Only authorized individuals should have access to the evidence. Evidence integrity is critical for establishing and maintaining the veracity of findings. Allowing unauthorized—or undocumented—access to evidence can cast doubt on whether the evidence was altered. Even if the MD5 hash values are later found to match, allowing unauthorized access to the evidence can be enough to call the investigative process into question.
Security is important for preventing unauthorized access to both original evidence and analysis. Physical and digital security both play important roles in the overall security of evidence. The security of evidence should cover the premises, the evidence locker, any device that can access the analysis server, and network connections. Forensic investigators should be concerned with two types of security: physical security and digital security.
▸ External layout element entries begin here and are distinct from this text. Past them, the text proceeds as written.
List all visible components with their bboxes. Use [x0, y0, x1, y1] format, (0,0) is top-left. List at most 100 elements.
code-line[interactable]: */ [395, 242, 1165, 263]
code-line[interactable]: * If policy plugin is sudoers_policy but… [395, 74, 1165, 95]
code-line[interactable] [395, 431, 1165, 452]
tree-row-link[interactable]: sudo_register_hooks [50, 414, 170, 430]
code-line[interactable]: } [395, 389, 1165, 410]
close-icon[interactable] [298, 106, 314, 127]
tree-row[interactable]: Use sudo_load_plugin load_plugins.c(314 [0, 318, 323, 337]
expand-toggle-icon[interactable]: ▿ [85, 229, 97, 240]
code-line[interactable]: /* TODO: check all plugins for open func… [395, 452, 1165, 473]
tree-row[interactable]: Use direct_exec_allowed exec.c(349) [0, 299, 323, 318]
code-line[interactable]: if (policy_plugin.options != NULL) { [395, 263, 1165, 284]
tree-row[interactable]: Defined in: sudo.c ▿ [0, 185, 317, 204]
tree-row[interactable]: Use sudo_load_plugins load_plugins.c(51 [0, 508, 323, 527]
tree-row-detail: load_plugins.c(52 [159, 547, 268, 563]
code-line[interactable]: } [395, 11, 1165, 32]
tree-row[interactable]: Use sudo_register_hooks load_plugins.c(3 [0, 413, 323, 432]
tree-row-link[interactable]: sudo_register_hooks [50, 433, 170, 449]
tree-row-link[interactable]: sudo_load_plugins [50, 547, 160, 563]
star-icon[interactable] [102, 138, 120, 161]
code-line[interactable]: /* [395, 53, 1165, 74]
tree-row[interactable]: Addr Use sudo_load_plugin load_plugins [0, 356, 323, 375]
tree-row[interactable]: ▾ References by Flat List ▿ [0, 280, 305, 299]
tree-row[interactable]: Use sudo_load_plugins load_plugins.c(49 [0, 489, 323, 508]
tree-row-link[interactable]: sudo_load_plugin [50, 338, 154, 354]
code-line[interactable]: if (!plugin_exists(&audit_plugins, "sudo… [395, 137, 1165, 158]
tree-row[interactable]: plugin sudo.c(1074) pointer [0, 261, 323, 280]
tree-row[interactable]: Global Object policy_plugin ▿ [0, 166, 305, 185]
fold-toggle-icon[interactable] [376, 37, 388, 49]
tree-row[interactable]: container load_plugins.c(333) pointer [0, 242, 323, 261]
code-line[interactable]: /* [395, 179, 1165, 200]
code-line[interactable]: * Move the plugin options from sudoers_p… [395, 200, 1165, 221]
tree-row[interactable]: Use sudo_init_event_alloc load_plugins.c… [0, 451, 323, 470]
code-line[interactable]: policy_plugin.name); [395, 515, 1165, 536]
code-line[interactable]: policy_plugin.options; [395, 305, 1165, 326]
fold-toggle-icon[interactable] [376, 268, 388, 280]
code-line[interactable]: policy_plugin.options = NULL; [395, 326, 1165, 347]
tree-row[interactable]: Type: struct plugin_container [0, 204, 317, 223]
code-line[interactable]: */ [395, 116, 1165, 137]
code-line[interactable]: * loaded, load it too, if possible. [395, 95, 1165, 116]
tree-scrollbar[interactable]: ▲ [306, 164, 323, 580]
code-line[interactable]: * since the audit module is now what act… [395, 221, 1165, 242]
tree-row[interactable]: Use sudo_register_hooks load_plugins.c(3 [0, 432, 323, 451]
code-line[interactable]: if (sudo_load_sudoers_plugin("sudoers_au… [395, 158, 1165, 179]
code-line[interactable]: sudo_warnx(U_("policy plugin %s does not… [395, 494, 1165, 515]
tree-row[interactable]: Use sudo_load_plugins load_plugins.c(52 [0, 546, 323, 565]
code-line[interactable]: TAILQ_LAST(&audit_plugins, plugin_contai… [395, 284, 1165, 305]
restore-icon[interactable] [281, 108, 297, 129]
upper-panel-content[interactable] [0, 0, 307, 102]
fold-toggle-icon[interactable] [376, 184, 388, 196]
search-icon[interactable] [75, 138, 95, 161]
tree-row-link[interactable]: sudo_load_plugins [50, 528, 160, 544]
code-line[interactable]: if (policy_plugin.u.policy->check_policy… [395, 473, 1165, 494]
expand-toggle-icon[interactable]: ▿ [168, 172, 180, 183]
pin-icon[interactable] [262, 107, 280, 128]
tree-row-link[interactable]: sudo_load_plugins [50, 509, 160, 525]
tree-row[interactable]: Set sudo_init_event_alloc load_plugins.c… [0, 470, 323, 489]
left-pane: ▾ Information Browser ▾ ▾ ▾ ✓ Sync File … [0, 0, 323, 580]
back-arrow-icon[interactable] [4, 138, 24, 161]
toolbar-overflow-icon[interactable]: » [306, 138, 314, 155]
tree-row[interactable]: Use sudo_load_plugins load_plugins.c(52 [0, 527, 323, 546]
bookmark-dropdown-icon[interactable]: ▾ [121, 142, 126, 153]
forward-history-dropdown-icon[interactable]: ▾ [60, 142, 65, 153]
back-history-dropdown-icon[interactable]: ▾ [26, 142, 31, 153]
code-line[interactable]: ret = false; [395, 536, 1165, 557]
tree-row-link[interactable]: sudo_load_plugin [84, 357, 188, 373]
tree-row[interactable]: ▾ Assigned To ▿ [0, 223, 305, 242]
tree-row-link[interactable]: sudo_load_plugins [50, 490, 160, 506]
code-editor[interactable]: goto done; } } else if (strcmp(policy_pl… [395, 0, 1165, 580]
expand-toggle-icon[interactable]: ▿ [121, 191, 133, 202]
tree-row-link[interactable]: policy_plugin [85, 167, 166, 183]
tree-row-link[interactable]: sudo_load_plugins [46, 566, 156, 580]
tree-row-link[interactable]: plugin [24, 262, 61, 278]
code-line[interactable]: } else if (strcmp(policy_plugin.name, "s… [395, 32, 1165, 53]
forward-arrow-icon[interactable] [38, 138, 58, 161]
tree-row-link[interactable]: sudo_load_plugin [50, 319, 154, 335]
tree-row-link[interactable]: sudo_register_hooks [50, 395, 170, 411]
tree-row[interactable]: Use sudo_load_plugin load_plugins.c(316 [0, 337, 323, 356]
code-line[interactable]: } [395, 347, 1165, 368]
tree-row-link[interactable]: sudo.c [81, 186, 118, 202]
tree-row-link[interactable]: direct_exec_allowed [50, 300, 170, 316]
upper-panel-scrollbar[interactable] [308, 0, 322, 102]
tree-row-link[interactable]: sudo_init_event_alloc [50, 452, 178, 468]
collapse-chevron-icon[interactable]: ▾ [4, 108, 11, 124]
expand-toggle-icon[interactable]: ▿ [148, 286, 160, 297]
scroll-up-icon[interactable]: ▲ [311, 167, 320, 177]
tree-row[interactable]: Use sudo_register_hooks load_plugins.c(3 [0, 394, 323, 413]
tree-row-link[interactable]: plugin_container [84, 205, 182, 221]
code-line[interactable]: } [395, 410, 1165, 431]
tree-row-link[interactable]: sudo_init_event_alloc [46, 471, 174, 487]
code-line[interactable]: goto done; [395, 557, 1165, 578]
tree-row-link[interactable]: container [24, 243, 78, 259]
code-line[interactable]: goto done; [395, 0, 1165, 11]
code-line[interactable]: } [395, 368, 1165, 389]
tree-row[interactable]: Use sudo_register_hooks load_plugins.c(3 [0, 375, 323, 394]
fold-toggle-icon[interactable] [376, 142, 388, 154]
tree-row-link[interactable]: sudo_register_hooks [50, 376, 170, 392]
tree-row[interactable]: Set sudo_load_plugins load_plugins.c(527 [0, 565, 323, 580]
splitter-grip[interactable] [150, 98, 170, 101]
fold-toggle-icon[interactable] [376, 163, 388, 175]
Physical security is the collection of devices, structural design, processes, and other means for ensuring that unauthorized individuals cannot access, modify, destroy, or deny access to the data. Examples of physical security include locks, electronic fobs, and reinforced walls in the forensic lab.
Digital security is the set of measures to protect the evidence on devices and on a network. Evidence can contain malware that could infect the analysis machine. A networked forensic machine that collects evidence remotely can potentially be penetrated. Examples of digital security include antivirus software, firewalls, and ensuring that forensic analysis machines are not connected to a network.
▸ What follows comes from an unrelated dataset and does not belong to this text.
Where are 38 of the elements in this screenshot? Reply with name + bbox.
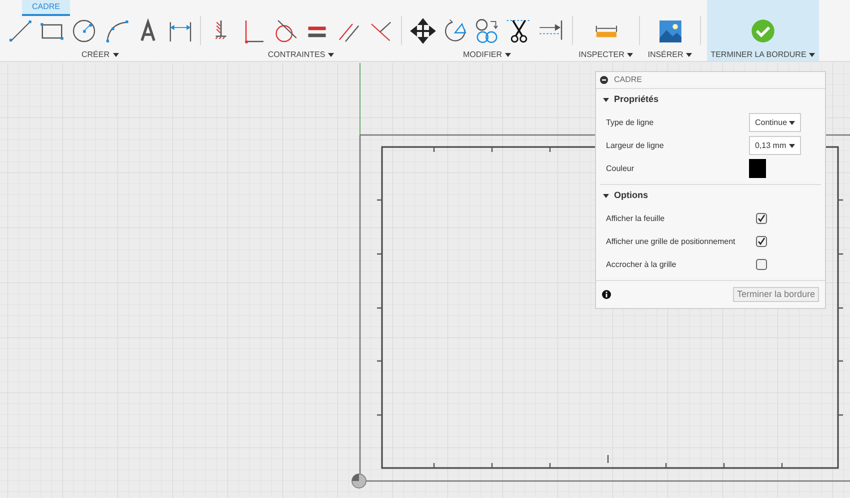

Forensic investigators are often required to take forensic training and maintain current certifications in order to conduct investigations and testify to the results. While this is not always required, investigators can further prove that he has proper technical expertise by way of such training and certification. Forensic investigators are forensic experts, so that expertise should be documented and provable should anyone question their credentials. This can be achieved in part by way of training and certification.
After an investigation concludes, the evidence and analysis findings need to be properly archived or destroyed. Criminal and civil investigations require that evidence be maintained for a mandated period of time. The investigator should be aware of such retention rules and ensure that evidence is properly and securely archived and maintained for that period of time. In addition, documentation and analysis should be retained as well to guarantee that the results of the investigation are not lost and to prevent issues arising from questions about the evidence (for example, chain of custody).